Last December, CJLF filed a scholarly amicus curiae (friend of the court) brief arguing that the minor accommodation made by the judge to allow the victims’ testimony did not violate Arredondo’s rights. Foundation Associate Attorney Kymberlee Stapleton noted that a defendant’s right to physically confront his accuser is not absolute. Her brief pointed out that U. S. Supreme Court decisions have allowed alternatives to face-to-face confrontation, particularly in cases involving sexually abused children. These alternatives include having victims testify in another room on closed-circuit television. California law goes further, allowing sexual assault victims 15 years old or younger to submit videotaped testimony, and extends this protection to victims of spousal rape, or traumatic injury regardless of the victim’s age.

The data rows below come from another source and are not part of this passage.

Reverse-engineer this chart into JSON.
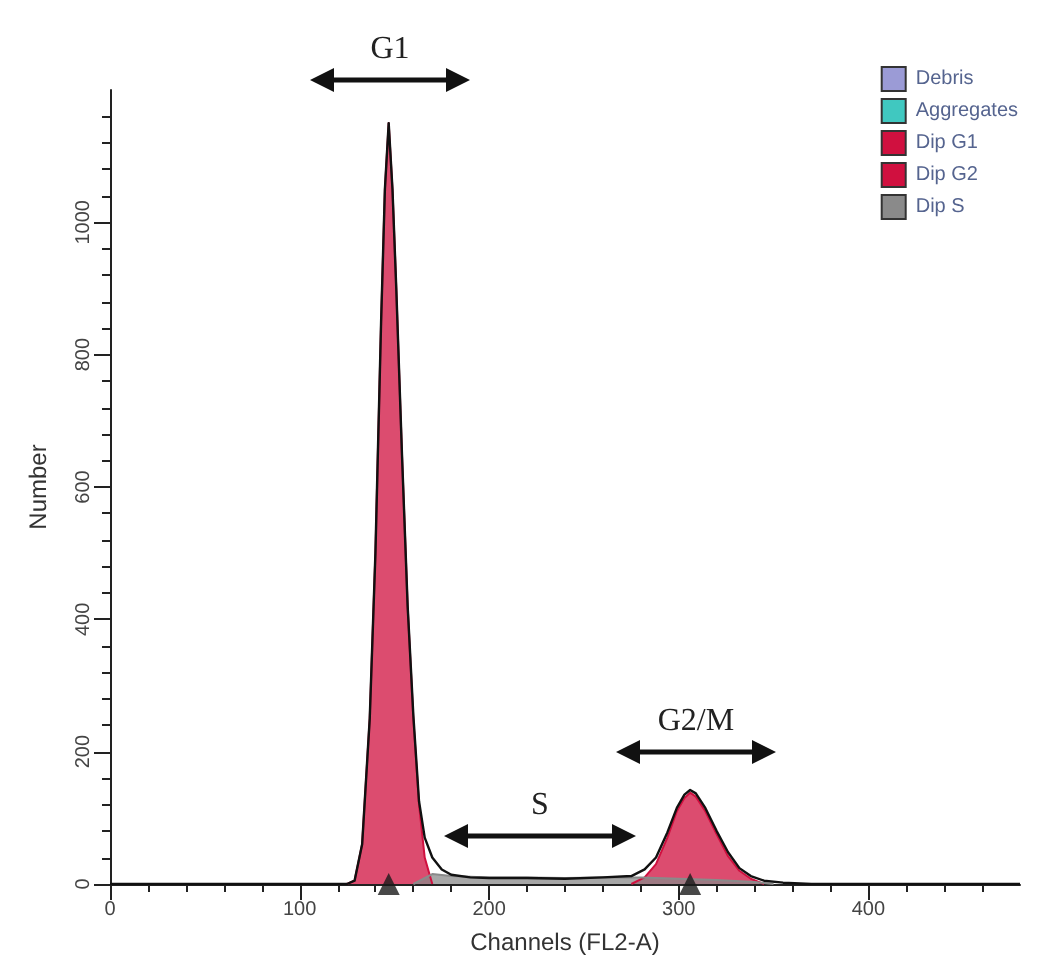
{
  "chart_data": {
    "type": "area",
    "xlabel": "Channels (FL2-A)",
    "ylabel": "Number",
    "xlim": [
      0,
      480
    ],
    "xticks": [
      0,
      100,
      200,
      300,
      400
    ],
    "ylim": [
      0,
      1200
    ],
    "yticks": [
      0,
      200,
      400,
      600,
      800,
      1000
    ],
    "grid": false,
    "legend": "top right",
    "marker": "none",
    "series": [
      {
        "name": "Debris",
        "color": "#9b9bd6"
      },
      {
        "name": "Aggregates",
        "color": "#40c8c0"
      },
      {
        "name": "Dip G1",
        "color": "#d0103f",
        "x": [
          125,
          129,
          133,
          137,
          140,
          143,
          145,
          147,
          149,
          151,
          154,
          157,
          160,
          163,
          166,
          170
        ],
        "values": [
          0,
          5,
          60,
          250,
          500,
          850,
          1050,
          1150,
          1050,
          900,
          650,
          420,
          250,
          120,
          40,
          0
        ]
      },
      {
        "name": "Dip G2",
        "color": "#d0103f",
        "x": [
          275,
          282,
          288,
          294,
          299,
          303,
          306,
          309,
          314,
          320,
          326,
          332,
          338,
          345
        ],
        "values": [
          0,
          10,
          30,
          70,
          110,
          130,
          138,
          132,
          110,
          75,
          42,
          20,
          8,
          0
        ]
      },
      {
        "name": "Dip S",
        "color": "#8a8a8a",
        "x": [
          160,
          170,
          180,
          200,
          220,
          240,
          260,
          280,
          300,
          320,
          340,
          350
        ],
        "values": [
          0,
          15,
          12,
          10,
          10,
          9,
          10,
          10,
          8,
          6,
          3,
          0
        ]
      },
      {
        "type": "line",
        "color": "#111111",
        "x": [
          0,
          60,
          120,
          125,
          129,
          133,
          137,
          140,
          143,
          145,
          147,
          149,
          151,
          154,
          157,
          160,
          163,
          166,
          170,
          175,
          180,
          190,
          200,
          220,
          240,
          260,
          275,
          282,
          288,
          294,
          299,
          303,
          306,
          309,
          314,
          320,
          326,
          332,
          338,
          345,
          355,
          370,
          480
        ],
        "values": [
          0,
          0,
          0,
          0,
          5,
          60,
          250,
          500,
          850,
          1050,
          1150,
          1050,
          900,
          650,
          420,
          255,
          125,
          70,
          40,
          22,
          14,
          10,
          9,
          9,
          8,
          10,
          12,
          22,
          40,
          78,
          115,
          135,
          142,
          137,
          115,
          80,
          48,
          24,
          12,
          5,
          2,
          0,
          0
        ]
      },
      {
        "type": "scatter",
        "marker": "triangle",
        "color": "#1a1a1a",
        "x": [
          147,
          306
        ],
        "values": [
          0,
          0
        ]
      }
    ],
    "annotations": [
      "G1",
      "S",
      "G2/M"
    ]
  }
}
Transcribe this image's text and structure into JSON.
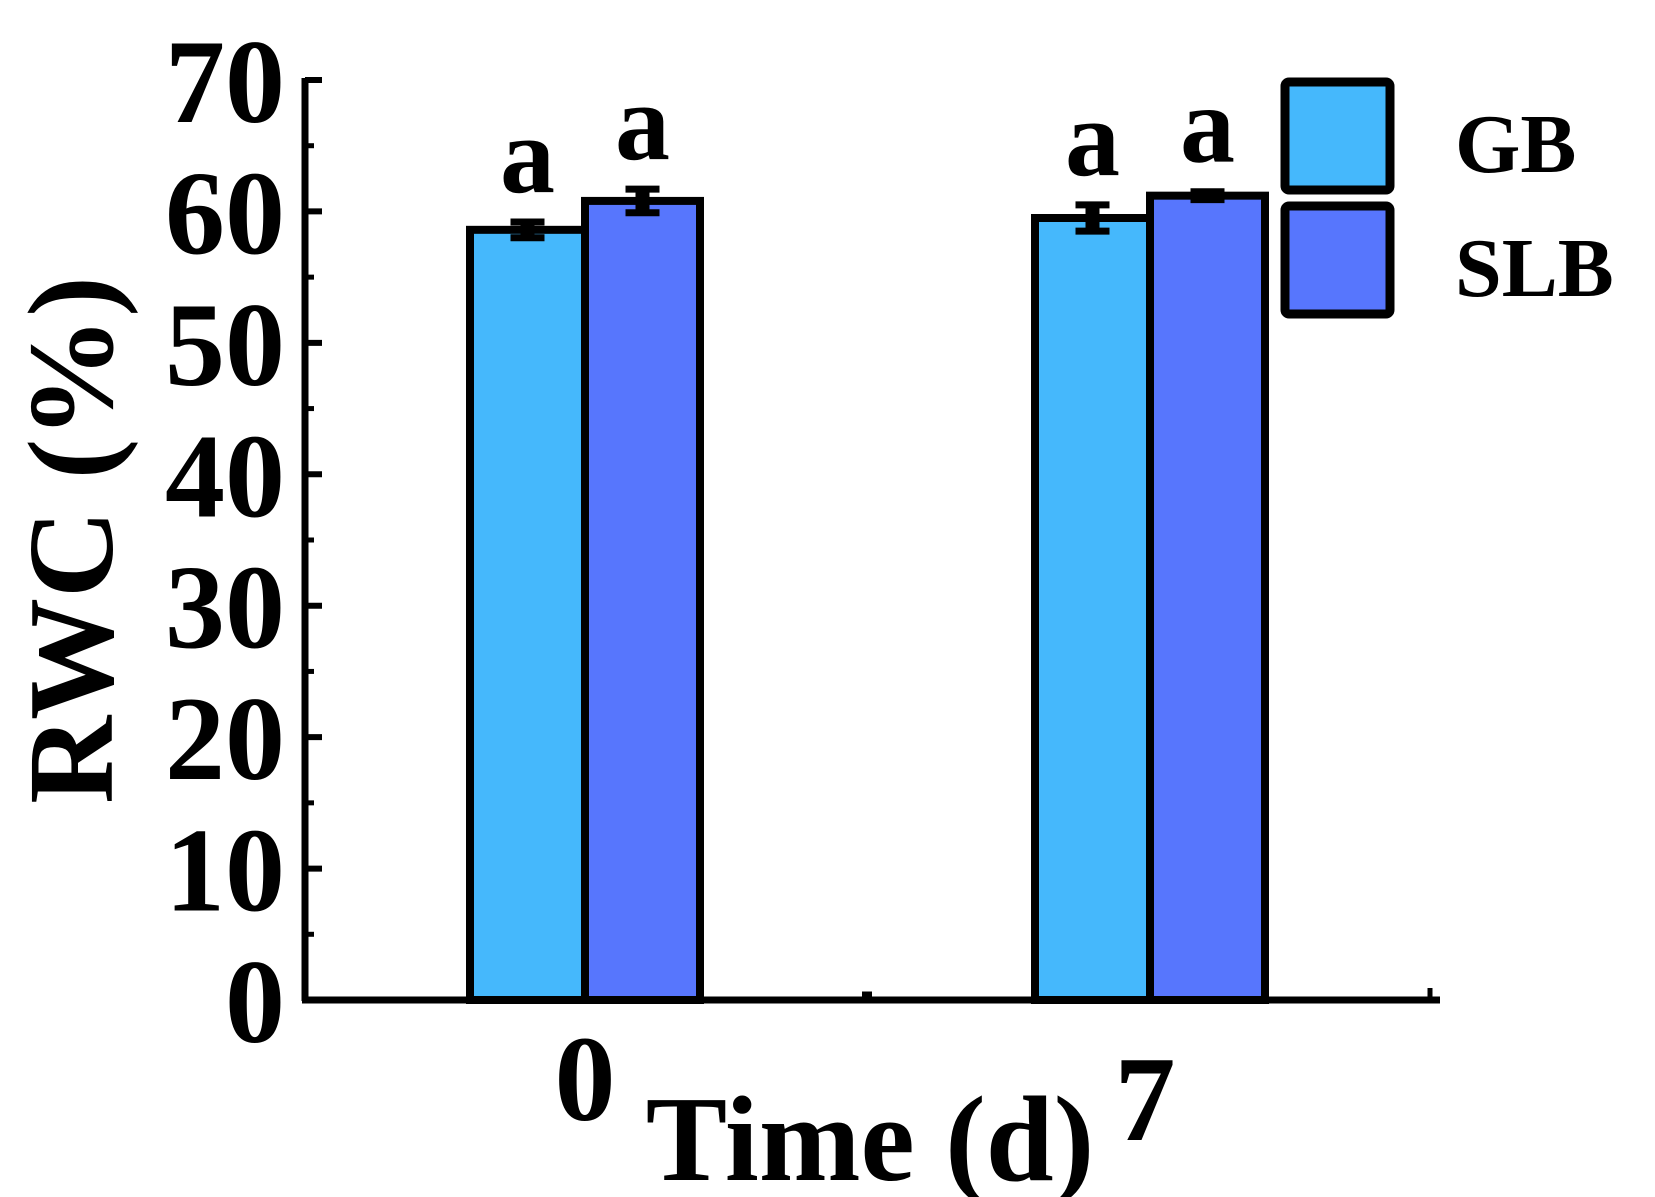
{
  "chart_data": {
    "type": "bar",
    "title": "",
    "xlabel": "Time (d)",
    "ylabel": "RWC (%)",
    "ylim": [
      0,
      70
    ],
    "yticks": [
      0,
      10,
      20,
      30,
      40,
      50,
      60,
      70
    ],
    "categories": [
      "0",
      "7"
    ],
    "series": [
      {
        "name": "GB",
        "color": "#45b8fc",
        "values": [
          58.6,
          59.5
        ],
        "errors": [
          0.6,
          1.0
        ],
        "letters": [
          "a",
          "a"
        ]
      },
      {
        "name": "SLB",
        "color": "#5776fd",
        "values": [
          60.8,
          61.2
        ],
        "errors": [
          0.9,
          0.3
        ],
        "letters": [
          "a",
          "a"
        ]
      }
    ],
    "legend_position": "top-right",
    "grid": false
  }
}
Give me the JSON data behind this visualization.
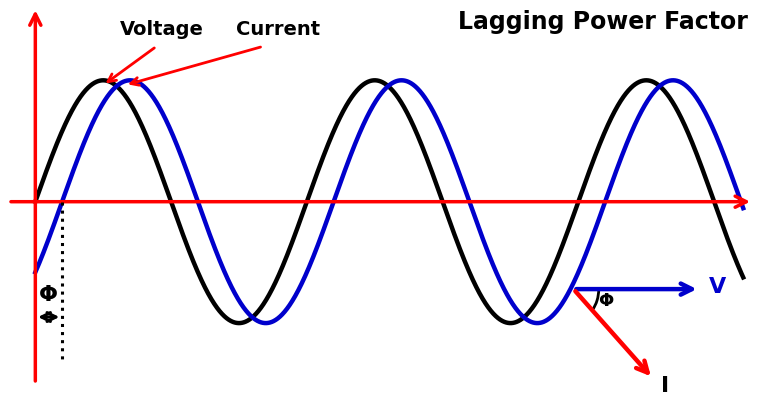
{
  "title": "Lagging Power Factor",
  "title_fontsize": 17,
  "title_fontweight": "bold",
  "bg_color": "#ffffff",
  "voltage_color": "#000000",
  "current_color": "#0000cc",
  "axis_color": "#ff0000",
  "annotation_color": "#ff0000",
  "phi_label": "Φ",
  "voltage_label": "Voltage",
  "current_label": "Current",
  "V_label": "V",
  "I_label": "I",
  "amplitude": 1.0,
  "period": 2.8,
  "phase_shift_rad": 0.62,
  "figsize": [
    7.64,
    3.98
  ],
  "dpi": 100,
  "xlim": [
    -0.35,
    7.5
  ],
  "ylim": [
    -1.55,
    1.65
  ]
}
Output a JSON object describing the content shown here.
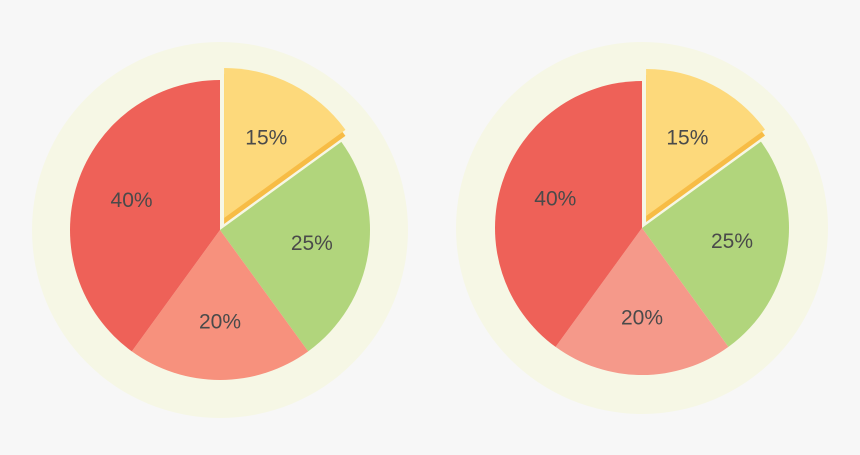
{
  "chart_data": [
    {
      "type": "pie",
      "values": [
        15,
        25,
        20,
        40
      ],
      "value_labels": [
        "15%",
        "25%",
        "20%",
        "40%"
      ],
      "colors": [
        "#fdd97b",
        "#b1d57c",
        "#f7917d",
        "#ee6158"
      ],
      "explode_color": "#f7bc45"
    },
    {
      "type": "pie",
      "values": [
        15,
        25,
        20,
        40
      ],
      "value_labels": [
        "15%",
        "25%",
        "20%",
        "40%"
      ],
      "colors": [
        "#fdd97b",
        "#b1d57c",
        "#f5998a",
        "#ee6158"
      ],
      "explode_color": "#f7bc45"
    }
  ]
}
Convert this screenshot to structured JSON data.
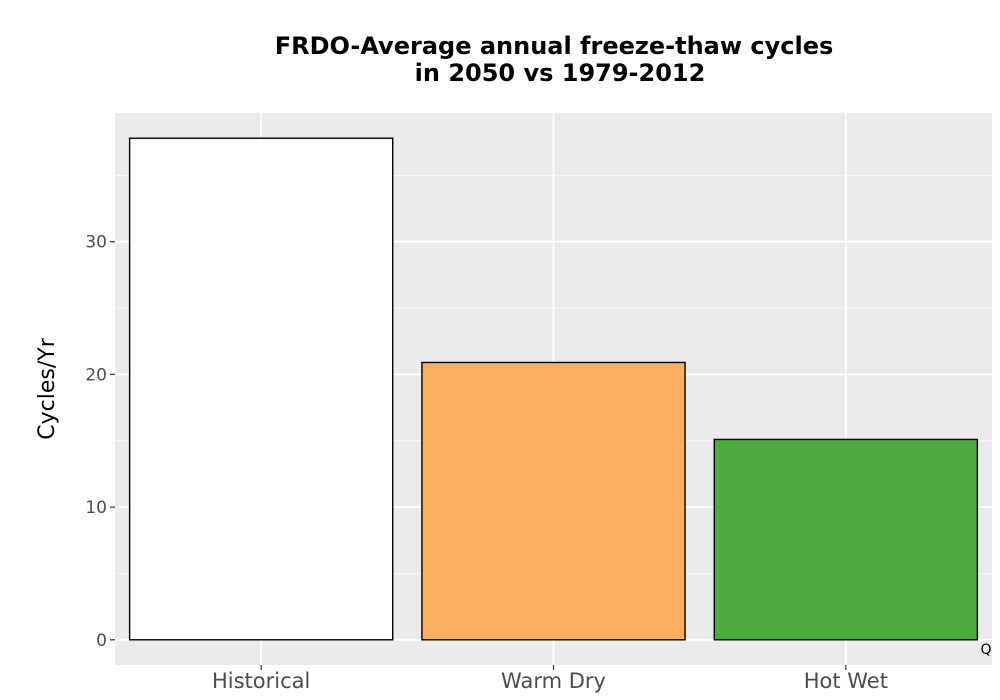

The minor accommodation made for Arredondo’s victims did not prevent him from seeing them, hearing their testimony, or from cross-examination by his attorney. It simply blocked him from staring at their faces.
“The victims in this case, after years of sexual abuse, had good reason to be very afraid of their attacker,” said Stapleton. “The importance of helping these victims participate in the trial far outweighs the minor accommodation made by the judge in this case,” she added.